First Battle of Marne
French Troops Crossing the Marne
The French and British forces counterattacked the German forces that were on the outskirts of Paris. The French counterattack was successful and broke the German lines. The Germans were forced to withdraw 40 miles. No longer was Paris in danger and the German plan to quickly defeat the allies on the Western Front had failed.
The Germany battle plan for World War I, the Schlieffen Plan anticipated a rapid victory in the West and then a turn Eastward. While the initial battles of the war collectively known as the Frontier Battles has been harder than the Germans had anticipated the outcome had been favorable for the Germans. They had forced back the French and British troops all the way across Northern France to the outskirts of Paris. It looked like the Germans might achieve their goal capture Paris and end the war in the West.
The French and the British were not willing to give up and the French counterattacked on September 4th. The French Sixth Army and the BEF launched their counterattack on the flanks of the German lines. The Germans reacted by pulling their 1st army troops back to the Northern banks of the Marne River. By doing so this created a 30 mile gap between the German First and Second Army. The British Expeditionary Forces and the French Fifth Army promptly moved through the gap and attacked the German flanks. The BEF captured bridges across the Marne and establish a bridgehead there. The German 1st Army was still hoping to defeat and outnumber French 6th army but the French army sent 6,000 reinforcements by taxi from Paris and they succeeded in stabilizing the French lines. With British and French troops streaming through the gap, the Germans realized that their forces were in danger of being enveloped. The Germans began a general withdrawal. The German forces withdrew 40 miles back to the Ainse River.

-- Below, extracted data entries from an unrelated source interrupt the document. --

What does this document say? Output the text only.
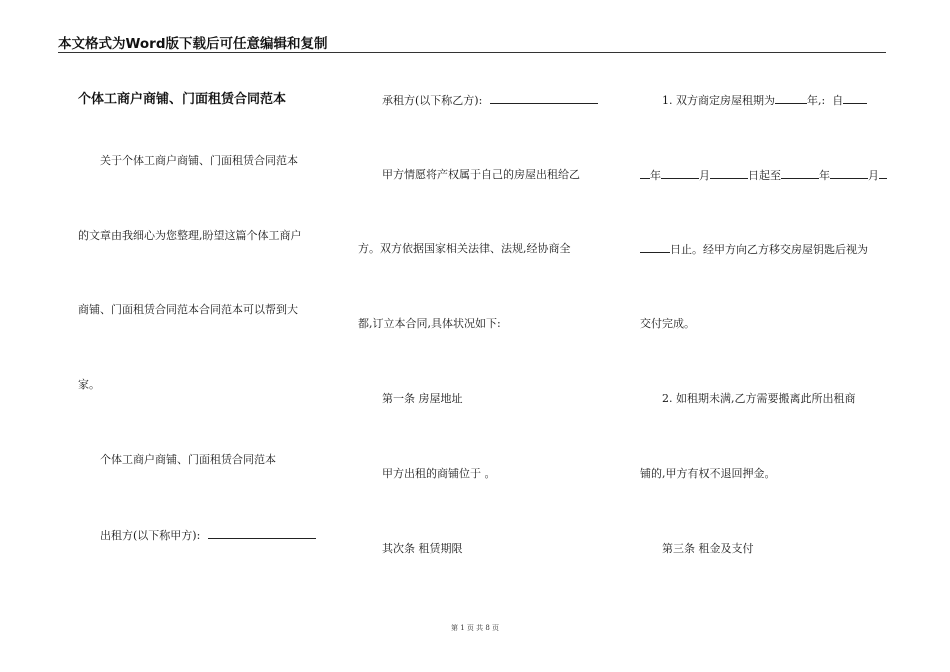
本文格式为Word版下载后可任意编辑和复制
个体工商户商铺、门面租赁合同范本
关于个体工商户商铺、门面租赁合同范本
的文章由我细心为您整理,盼望这篇个体工商户
商铺、门面租赁合同范本合同范本可以帮到大
家。
个体工商户商铺、门面租赁合同范本
出租方(以下称甲方):
承租方(以下称乙方):
甲方情愿将产权属于自己的房屋出租给乙
方。双方依据国家相关法律、法规,经协商全
都,订立本合同,具体状况如下:
第一条 房屋地址
甲方出租的商铺位于 。
其次条 租赁期限
1. 双方商定房屋租期为	年,: 自
年	月	日起至	年	月
日止。经甲方向乙方移交房屋钥匙后视为
交付完成。
2. 如租期未满,乙方需要搬离此所出租商
铺的,甲方有权不退回押金。
第三条 租金及支付
第 1 页 共 8 页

Two million men participated in the First Battle of the Marne. While the exact number of casualties has never been accurately determined, over 500,000 soldiers were killed or wounded in the battle with both sides losing an equal number of troops. It was the bloodiest battle on the Western Front. However the French and British victory ended the hopes of the Germans for a quick victory on the Western Front. The Schiefflen Plan had failed and General Motke the German Chief of Staff is said to told the Kaiser “the war is lost”. What would follow would be years of trench warfare that would kill or wound a generation of youth.